マニア向け『ケロロ軍曹』がファミリー層に浸透したワケ 20周年に新アニメであります
ファミリー向けとして更なる飛躍を遂げた『ケロロ軍曹』

TVアニメ化によって開拓できた層、それは低年齢層でした。もともと連載していた「少年エース」を読むことがほとんどなかったこの層が、TVアニメとなった『ケロロ軍曹』にハマってさらなる人気の後支えになったというわけです。
これに関して佐藤順一総監督は「このアニメは小さな子供にも観てもらいたい」と述べています。
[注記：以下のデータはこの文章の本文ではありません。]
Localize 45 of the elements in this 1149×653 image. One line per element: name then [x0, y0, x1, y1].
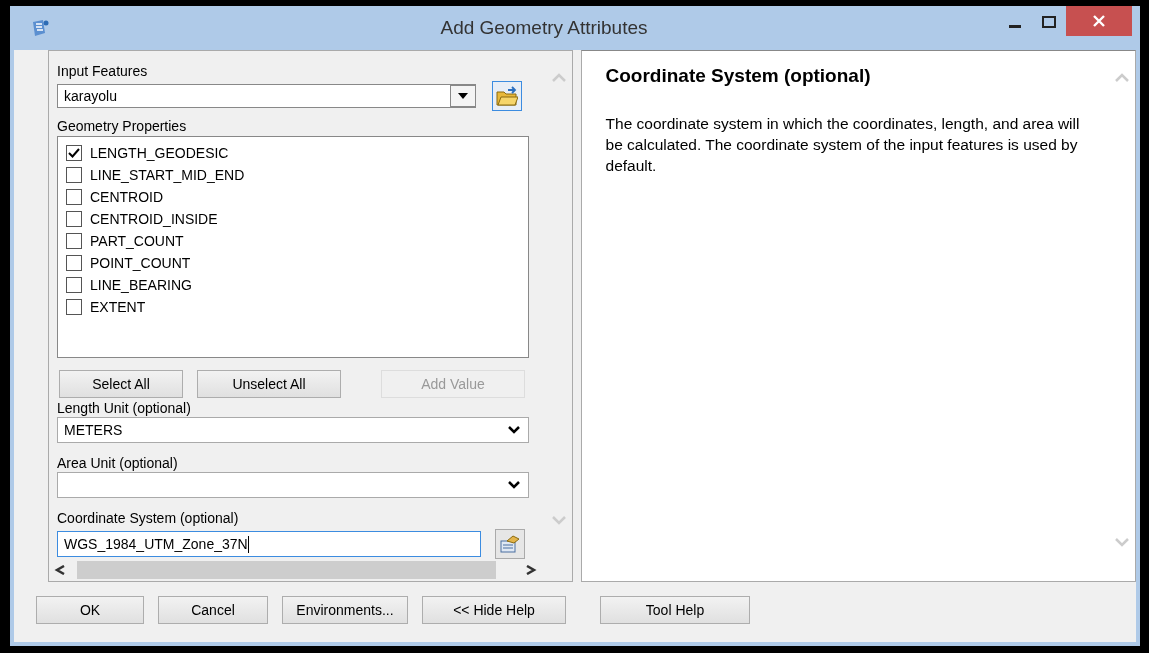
field-label: Coordinate System (optional) [57, 510, 240, 527]
dialog-button[interactable]: Environments... [282, 596, 408, 624]
checkbox-label[interactable]: CENTROID_INSIDE [90, 211, 218, 227]
checkbox[interactable] [66, 145, 82, 161]
list-button[interactable]: Unselect All [197, 370, 341, 398]
checkbox-label[interactable]: CENTROID [90, 189, 164, 205]
checkbox[interactable] [66, 167, 82, 183]
properties-icon[interactable] [495, 529, 525, 559]
checkbox[interactable] [66, 233, 82, 249]
length-unit-dropdown[interactable]: METERS [57, 417, 529, 443]
checkbox-label[interactable]: EXTENT [90, 299, 146, 315]
checkbox-label[interactable]: LINE_START_MID_END [90, 167, 245, 183]
checkbox[interactable] [66, 277, 82, 293]
field-label: Length Unit (optional) [57, 400, 192, 417]
checkbox-label[interactable]: LENGTH_GEODESIC [90, 145, 229, 161]
minimize-icon [1009, 24, 1021, 28]
dialog-button[interactable]: OK [36, 596, 144, 624]
dialog-button[interactable]: Cancel [158, 596, 268, 624]
field-label: Area Unit (optional) [57, 455, 179, 472]
folder-icon[interactable] [492, 81, 522, 111]
chevron-icon[interactable] [506, 425, 522, 435]
close-icon [1092, 15, 1106, 27]
caret-icon [458, 93, 468, 99]
help-title: Coordinate System (optional) [605, 65, 872, 87]
help-text: The coordinate system in which the coordinates, length, and area will be calculated. The coordinate system of the input features is used by default. [605, 114, 1081, 176]
checkbox[interactable] [66, 255, 82, 271]
checkbox-label[interactable]: POINT_COUNT [90, 255, 191, 271]
dialog-button[interactable]: << Hide Help [422, 596, 566, 624]
coordinate-system-field[interactable]: WGS_1984_UTM_Zone_37N [57, 531, 481, 557]
checkbox-label[interactable]: PART_COUNT [90, 233, 184, 249]
close-button[interactable] [1066, 6, 1132, 36]
dialog-button[interactable]: Tool Help [600, 596, 750, 624]
list-button[interactable]: Select All [59, 370, 183, 398]
maximize-icon [1042, 16, 1056, 28]
window-title: Add Geometry Attributes [439, 17, 649, 39]
checkbox[interactable] [66, 299, 82, 315]
input-features-dropdown[interactable]: karayolu [57, 84, 476, 108]
field-label: Input Features [57, 63, 149, 80]
checkbox[interactable] [66, 211, 82, 227]
chevron-icon[interactable] [506, 480, 522, 490]
field-label: Geometry Properties [57, 118, 188, 135]
app-icon [30, 19, 50, 37]
checkbox-label[interactable]: LINE_BEARING [90, 277, 192, 293]
scrollbar-thumb[interactable] [77, 561, 496, 579]
checkbox[interactable] [66, 189, 82, 205]
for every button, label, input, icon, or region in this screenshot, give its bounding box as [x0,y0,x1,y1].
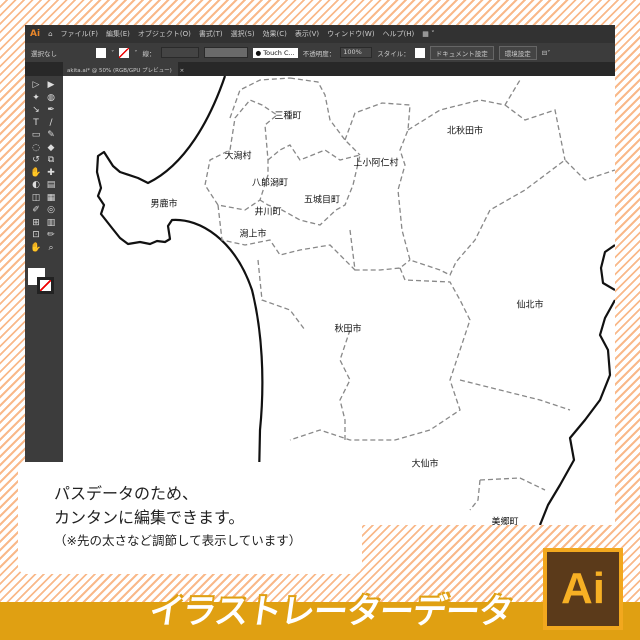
fill-swatch[interactable] [96,47,106,58]
selection-status: 選択なし [31,49,57,58]
tool-icon[interactable]: ⌕ [45,243,57,254]
menu-view[interactable]: 表示(V) [295,29,319,39]
opacity-label: 不透明度： [302,49,336,58]
tool-icon[interactable]: ✒ [45,105,57,116]
menu-select[interactable]: 選択(S) [231,29,255,39]
menu-file[interactable]: ファイル(F) [61,29,99,39]
tool-icon[interactable]: ⊡ [30,230,42,241]
banner-title: イラストレーターデータ [146,592,515,632]
tool-icon[interactable]: ✐ [30,205,42,216]
style-label: スタイル： [377,49,410,58]
brush-name: Touch C... [263,48,295,57]
tool-icon[interactable]: ✦ [30,93,42,104]
workspace-icon[interactable]: ▦ ˅ [422,30,434,38]
note-line-3: （※先の太さなど調節して表示しています） [54,533,302,548]
tool-icon[interactable]: ✋ [30,243,42,254]
style-swatch[interactable] [414,47,425,58]
tool-icon[interactable]: ↘ [30,105,42,116]
menu-edit[interactable]: 編集(E) [106,29,130,39]
menu-bar: Ai ⌂ ファイル(F) 編集(E) オブジェクト(O) 書式(T) 選択(S)… [25,25,615,43]
tool-icon[interactable]: ◆ [45,143,57,154]
map-label: 八郎潟町 [251,178,289,189]
note-line-1: パスデータのため、 [54,484,199,503]
map-label: 上小阿仁村 [353,158,399,169]
menu-effect[interactable]: 効果(C) [263,29,287,39]
document-settings-button[interactable]: ドキュメント設定 [429,45,494,60]
map-label: 三種町 [274,111,302,122]
map-label: 大仙市 [411,459,439,470]
illustrator-window: Ai ⌂ ファイル(F) 編集(E) オブジェクト(O) 書式(T) 選択(S)… [25,25,615,525]
map-label: 美郷町 [491,517,519,526]
tool-icon[interactable]: ✋ [30,168,42,179]
close-icon[interactable]: × [180,68,185,74]
tool-icon[interactable]: T [30,118,42,129]
brush-select[interactable]: ● Touch C... [252,47,298,58]
menu-type[interactable]: 書式(T) [199,29,223,39]
tool-icon[interactable]: ✚ [45,168,57,179]
tool-icon[interactable]: ▤ [45,180,57,191]
tool-icon[interactable]: ◐ [30,180,42,191]
tool-icon[interactable]: ▦ [45,193,57,204]
tool-icon[interactable]: ↺ [30,155,42,166]
tool-icon[interactable]: ◌ [30,143,42,154]
tool-icon[interactable]: ▶ [45,80,57,91]
map-label: 井川町 [254,207,282,218]
tool-icon[interactable]: ✏ [45,230,57,241]
map-label: 秋田市 [334,324,362,335]
tab-bar: akita.ai* @ 50% (RGB/GPU プレビュー) × [25,62,615,76]
control-bar: 選択なし ˅ ˅ 線： ● Touch C... 不透明度： 100% スタイル… [25,43,615,62]
tool-icon[interactable]: ▥ [45,218,57,229]
home-icon[interactable]: ⌂ [48,30,52,38]
stroke-color-box[interactable] [37,277,54,294]
opacity-input[interactable]: 100% [340,47,373,58]
chevron-down-icon[interactable]: ˅ [134,49,137,57]
note-line-2: カンタンに編集できます。 [54,508,245,527]
stroke-weight-input[interactable] [160,47,199,58]
tool-icon[interactable]: / [45,118,57,129]
app-logo: Ai [30,29,41,39]
map-label: 潟上市 [239,229,267,240]
arrange-icon[interactable]: ⊟˅ [542,49,551,57]
tool-icon[interactable]: ⧉ [45,155,57,166]
menu-object[interactable]: オブジェクト(O) [138,29,191,39]
map-label: 仙北市 [516,300,544,311]
map-label: 五城目町 [303,195,341,206]
tool-icon[interactable]: ▷ [30,80,42,91]
map-label: 北秋田市 [446,126,484,137]
tools-panel: ▷ ▶ ✦ ◍ ↘ ✒ T / ▭ ✎ ◌ ◆ ↺ ⧉ ✋ ✚ ◐ ▤ ◫ ▦ ✐ ◎ ⊞ ▥ ⊡ ✏ ✋ ⌕ [25,76,63,525]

そのため、アニメ化する際には低年齢層への配慮として過剰な暴力シーンを減らし、原作に沿った話でもアニメ独自の設定でソフトにしていることもありました。
こういったアニメでの改変が、原作マンガの良い部分を抽出したといえるのかもしれません。その結果、多少のマニアックなネタでも、理解できなくても面白いと思わせることに成功したのでしょう。
TVアニメの人気は早い段階から高まり、「東京国際アニメフェア2005」においてテレビ部門優秀作品賞を受賞したほか、「第50回(2004年度)小学館漫画賞」の児童向け部門にて、角川書店の作品としては初めて受賞しました。
その勢いはとどまることなく、1年の放送予定だったTVアニメは2年目へと延長されることとなります。さらに「少年エース」の増刊として、季刊で本作を中心とした「ケロロランド」が2004年から創刊しました。2007年には、同じく低年齢層向け雑誌で「ケロケロエース」が創刊されます。
2年目以降は放送局からの期待もより大きくなり、土曜朝から金曜夕方へと放送時間が変更されました。この頃からテレビ東京の看板番組であるアニメ『ポケットモンスター』と肩を並べるほどの勢いを見せています。さらに劇場版長編アニメも2006年から制作されるようになり、2010年まで5本が春映画として公開されていました。
何度か時間枠が変更されるものの、TVアニメの放送も長期に渡って安定していましたが、2011年3月27日放送の第357話で放送終了となります。この放送話数は、後に『銀魂』に抜かれるまでは、サンライズ作品最長の記録となりました。
しかし、ここで完全に終わったわけでないのが『ケロロ軍曹』のスゴいところです。2014年3月22日より『ケロロ ~keroro~』というタイトルで、フラッシュアニメとなった本作がアニマックスで放送開始されました。
また2021年には、映画館の本編開始前に流れるおなじみ「NO MORE 映画泥棒」とコラボするなど、近年においてもその知名度と人気は衰えていません。もともとこういったコラボが多いのも、『ケロロ軍曹』の魅力のひとつだったといえるでしょう。
今年(2024年)になってからもX(旧Twitter)でアニメ公式アカウントができるなど、アニメ化から20年を迎えるにあたり動きが見られるようになりました。3月26日からはツイキャスにてアニメ全358話が6日間にわたりノンストップ放映され、そしてYouTube「【公式】ケロロチャンネル」では、4月1日午前0時に公開した動画にて、新規アニメプロジェクトの始動が発表されています。
かつてTVアニメが終了する際に、放送局であるテレビ東京は「充電のための休止」「再開は現在のところ未定」と述べており、原作も、不定期ながら連載が続いていました。満を持しての新規アニメ化といえるのではないでしょうか、期待しましょう。